L'apparition de la dengue dans les zones rurales du Brésil a été associée à la construction de routes reliant ces zones aux points chauds des zones urbaines. Une étude menée au Pakistan a permis de combiner les données climatiques avec les données de téléphonie mobile pour prédire l'apparition de la dengue dans de nouvelles zones.
Changement climatique
Les moustiques vecteurs de la dengue, du chikungunya et du Zika sont très sensibles au climat, mais il est toutefois parfois difficile de prévoir l'impact du changement climatique sur les populations de moustiques. Lorsqu'il fait chaud, les moustiques se reproduisent plus rapidement et les virus se répliquent plus vite à l'intérieur des moustiques, ce qui accélère encore leur propagation.
Mais en réalité, ce n'est pas aussi simple. Une température élevée n’est pas forcément synonyme d’un plus grand nombre de moustiques. Si elle est très élevée, l'eau stagnante dont dépendent ces moustiques pour pondre leurs œufs va s’évaporer. Cela signifie que d'autres facteurs climatiques, tels que la pluviométrie, peuvent également déterminer les zones où les populations de moustiques sont susceptibles de prospérer.
Que peut-on faire ?
En 2022, l'OMS a mis en place l'Initiative mondiale de lutte contre les arbovirus. Lors du lancement de l'initiative, Sylvie Briand, directrice du département Maladies épidémiques et pandémiques de l'OMS, a déclaré que « la prochaine pandémie pourrait bien être due à un nouvel arbovirus ».
Ce n'est pas aussi simple. Une température élevée n’est pas forcément synonyme de plus de moustiques. Si elle est très élevée, l'eau stagnante dont dépendent ces moustiques pour pondre leurs œufs va s’évaporer. Cela signifie que d'autres facteurs climatiques, tels que la pluviométrie, peuvent également déterminer les zones où les populations de moustiques sont susceptibles de prospérer.
Environ la moitié de la population mondiale vit dans des zones où ces moustiques vecteurs de maladie sont présents, avec le risque de contracter non seulement la dengue, le chikungunya ou la maladie à virus Zika, mais aussi les nouvelles maladies à arbovirus qui pourraient émerger.
Pour faire face à cette situation, de nombreuses recherches sont en cours, toutes aussi innovantes que passionnantes. Parmi elles figurent le développement de nouvelles méthodes de lutte contre les vecteurs, comme l’introduction de Wolbachia (pour empêcher l’infection des moustiques par les arbovirus) ou la mise en place de systèmes d'alerte précoce sur les épidémies à partir des données climatiques.

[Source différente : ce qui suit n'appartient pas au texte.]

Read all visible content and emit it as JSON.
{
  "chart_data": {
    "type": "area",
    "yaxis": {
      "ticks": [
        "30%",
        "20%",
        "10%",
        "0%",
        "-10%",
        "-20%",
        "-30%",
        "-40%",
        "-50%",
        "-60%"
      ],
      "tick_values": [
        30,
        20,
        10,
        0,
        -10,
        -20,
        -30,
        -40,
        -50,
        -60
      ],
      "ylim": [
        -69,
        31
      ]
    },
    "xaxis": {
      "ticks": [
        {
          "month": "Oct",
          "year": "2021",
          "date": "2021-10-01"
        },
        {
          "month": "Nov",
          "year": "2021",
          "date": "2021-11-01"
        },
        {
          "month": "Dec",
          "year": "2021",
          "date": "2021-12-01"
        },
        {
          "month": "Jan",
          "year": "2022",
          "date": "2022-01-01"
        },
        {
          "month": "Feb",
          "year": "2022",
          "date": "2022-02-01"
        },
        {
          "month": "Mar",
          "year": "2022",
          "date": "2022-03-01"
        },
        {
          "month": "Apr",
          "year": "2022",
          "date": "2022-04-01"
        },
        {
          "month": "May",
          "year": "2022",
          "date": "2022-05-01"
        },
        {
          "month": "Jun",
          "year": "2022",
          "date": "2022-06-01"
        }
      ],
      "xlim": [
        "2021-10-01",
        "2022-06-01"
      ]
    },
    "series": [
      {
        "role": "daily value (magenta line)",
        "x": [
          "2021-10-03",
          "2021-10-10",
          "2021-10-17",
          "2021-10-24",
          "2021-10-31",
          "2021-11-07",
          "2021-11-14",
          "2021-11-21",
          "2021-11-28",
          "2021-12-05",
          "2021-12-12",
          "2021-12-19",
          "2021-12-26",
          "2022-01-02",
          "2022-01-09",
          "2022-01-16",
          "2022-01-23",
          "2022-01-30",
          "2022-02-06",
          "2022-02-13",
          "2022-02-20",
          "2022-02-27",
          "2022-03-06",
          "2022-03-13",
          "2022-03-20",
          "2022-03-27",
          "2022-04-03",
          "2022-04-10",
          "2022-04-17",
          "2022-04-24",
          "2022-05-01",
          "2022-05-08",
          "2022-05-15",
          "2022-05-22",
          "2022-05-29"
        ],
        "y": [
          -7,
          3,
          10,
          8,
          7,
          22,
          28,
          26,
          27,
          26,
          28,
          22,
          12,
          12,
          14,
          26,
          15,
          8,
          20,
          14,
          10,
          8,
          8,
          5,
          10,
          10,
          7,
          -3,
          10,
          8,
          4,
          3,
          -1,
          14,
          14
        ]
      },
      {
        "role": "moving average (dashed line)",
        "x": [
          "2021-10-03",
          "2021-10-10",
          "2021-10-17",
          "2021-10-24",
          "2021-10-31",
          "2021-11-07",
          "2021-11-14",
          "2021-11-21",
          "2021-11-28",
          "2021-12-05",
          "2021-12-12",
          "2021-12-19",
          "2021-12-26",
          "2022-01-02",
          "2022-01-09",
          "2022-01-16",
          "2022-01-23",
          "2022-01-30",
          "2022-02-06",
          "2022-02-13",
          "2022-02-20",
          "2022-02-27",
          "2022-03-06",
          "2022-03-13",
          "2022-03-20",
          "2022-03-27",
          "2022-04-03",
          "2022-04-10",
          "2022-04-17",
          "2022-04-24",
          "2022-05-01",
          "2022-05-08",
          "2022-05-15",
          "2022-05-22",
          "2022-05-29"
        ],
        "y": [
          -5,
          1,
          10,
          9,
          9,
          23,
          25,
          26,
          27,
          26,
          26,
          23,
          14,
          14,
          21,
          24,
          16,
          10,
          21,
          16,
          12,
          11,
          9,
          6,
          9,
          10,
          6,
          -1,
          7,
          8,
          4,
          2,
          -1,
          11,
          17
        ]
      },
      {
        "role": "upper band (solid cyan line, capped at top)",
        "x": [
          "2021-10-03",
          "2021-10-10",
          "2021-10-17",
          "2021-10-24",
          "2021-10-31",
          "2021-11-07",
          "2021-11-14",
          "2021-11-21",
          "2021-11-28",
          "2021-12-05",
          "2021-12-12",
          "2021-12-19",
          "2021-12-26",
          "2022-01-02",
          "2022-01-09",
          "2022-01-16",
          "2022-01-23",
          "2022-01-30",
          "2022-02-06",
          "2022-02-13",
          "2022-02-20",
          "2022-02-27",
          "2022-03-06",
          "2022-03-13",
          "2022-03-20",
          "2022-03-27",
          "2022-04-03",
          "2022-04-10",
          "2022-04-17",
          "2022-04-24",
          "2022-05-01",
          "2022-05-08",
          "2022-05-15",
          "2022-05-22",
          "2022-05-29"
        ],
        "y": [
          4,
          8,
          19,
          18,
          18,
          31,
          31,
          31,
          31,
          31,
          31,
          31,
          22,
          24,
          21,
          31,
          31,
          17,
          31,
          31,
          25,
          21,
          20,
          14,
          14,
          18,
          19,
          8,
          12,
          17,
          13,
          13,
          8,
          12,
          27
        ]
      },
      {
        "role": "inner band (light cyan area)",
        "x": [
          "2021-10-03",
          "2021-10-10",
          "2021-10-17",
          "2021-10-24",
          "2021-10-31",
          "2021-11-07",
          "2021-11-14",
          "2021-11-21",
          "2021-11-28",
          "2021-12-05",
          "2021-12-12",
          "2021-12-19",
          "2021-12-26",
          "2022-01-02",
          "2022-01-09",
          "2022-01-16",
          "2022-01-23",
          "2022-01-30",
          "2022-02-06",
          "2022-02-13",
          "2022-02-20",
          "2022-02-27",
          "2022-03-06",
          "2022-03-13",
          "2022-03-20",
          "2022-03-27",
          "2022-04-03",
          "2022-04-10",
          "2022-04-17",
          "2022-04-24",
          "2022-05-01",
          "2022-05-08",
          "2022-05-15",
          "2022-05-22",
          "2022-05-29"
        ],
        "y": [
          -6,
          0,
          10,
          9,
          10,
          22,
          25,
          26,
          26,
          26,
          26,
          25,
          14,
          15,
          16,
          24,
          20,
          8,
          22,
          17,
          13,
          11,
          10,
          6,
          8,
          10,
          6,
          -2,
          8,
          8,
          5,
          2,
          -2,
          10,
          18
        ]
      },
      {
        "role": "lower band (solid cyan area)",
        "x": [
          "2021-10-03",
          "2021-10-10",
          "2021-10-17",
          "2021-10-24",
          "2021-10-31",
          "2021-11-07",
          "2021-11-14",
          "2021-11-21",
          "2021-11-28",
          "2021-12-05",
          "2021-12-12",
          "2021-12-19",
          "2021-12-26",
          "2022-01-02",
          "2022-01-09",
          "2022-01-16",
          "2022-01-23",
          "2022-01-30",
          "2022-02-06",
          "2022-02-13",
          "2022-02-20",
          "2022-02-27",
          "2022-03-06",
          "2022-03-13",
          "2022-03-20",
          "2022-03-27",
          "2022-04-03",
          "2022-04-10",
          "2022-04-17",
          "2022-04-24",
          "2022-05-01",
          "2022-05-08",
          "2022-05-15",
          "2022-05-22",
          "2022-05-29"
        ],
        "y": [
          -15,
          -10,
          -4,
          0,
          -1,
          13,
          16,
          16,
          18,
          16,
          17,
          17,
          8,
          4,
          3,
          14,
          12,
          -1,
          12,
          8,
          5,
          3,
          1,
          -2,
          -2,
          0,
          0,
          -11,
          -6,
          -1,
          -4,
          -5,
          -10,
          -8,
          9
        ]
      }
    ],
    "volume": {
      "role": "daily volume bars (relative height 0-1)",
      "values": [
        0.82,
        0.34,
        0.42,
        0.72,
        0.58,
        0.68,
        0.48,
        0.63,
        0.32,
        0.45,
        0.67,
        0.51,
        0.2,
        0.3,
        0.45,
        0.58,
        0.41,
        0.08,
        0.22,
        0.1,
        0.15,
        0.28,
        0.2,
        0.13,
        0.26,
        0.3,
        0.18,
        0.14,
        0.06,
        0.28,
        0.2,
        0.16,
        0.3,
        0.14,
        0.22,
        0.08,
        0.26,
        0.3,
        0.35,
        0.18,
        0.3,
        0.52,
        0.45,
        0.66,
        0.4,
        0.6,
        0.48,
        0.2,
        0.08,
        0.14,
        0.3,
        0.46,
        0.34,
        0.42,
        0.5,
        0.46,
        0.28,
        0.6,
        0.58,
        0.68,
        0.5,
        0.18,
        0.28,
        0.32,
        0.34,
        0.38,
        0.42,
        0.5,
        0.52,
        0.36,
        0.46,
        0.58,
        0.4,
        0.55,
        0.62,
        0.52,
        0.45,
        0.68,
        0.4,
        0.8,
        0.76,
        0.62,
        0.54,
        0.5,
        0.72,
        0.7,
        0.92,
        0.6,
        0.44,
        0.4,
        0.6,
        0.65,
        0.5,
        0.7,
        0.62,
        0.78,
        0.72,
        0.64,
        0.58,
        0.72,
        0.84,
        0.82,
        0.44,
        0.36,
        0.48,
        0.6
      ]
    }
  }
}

Les approches qui se concentrent sur les moustiques plutôt que sur les infections qu’ils transmettent ont l'avantage de permettre de lutter simultanément contre les trois maladies, et même contre tous les virus propagés par les mêmes moustiques susceptibles d’émerger. Les vaccins, les diagnostics et les antiviraux auront tous un rôle à jouer, mais il sera extrêmement utile de pouvoir disposer de solutions larges et adaptables pour lutter non seulement contre les maladies auxquelles nous sommes confrontés actuellement, mais aussi contre celles qui pourraient émerger à l'avenir.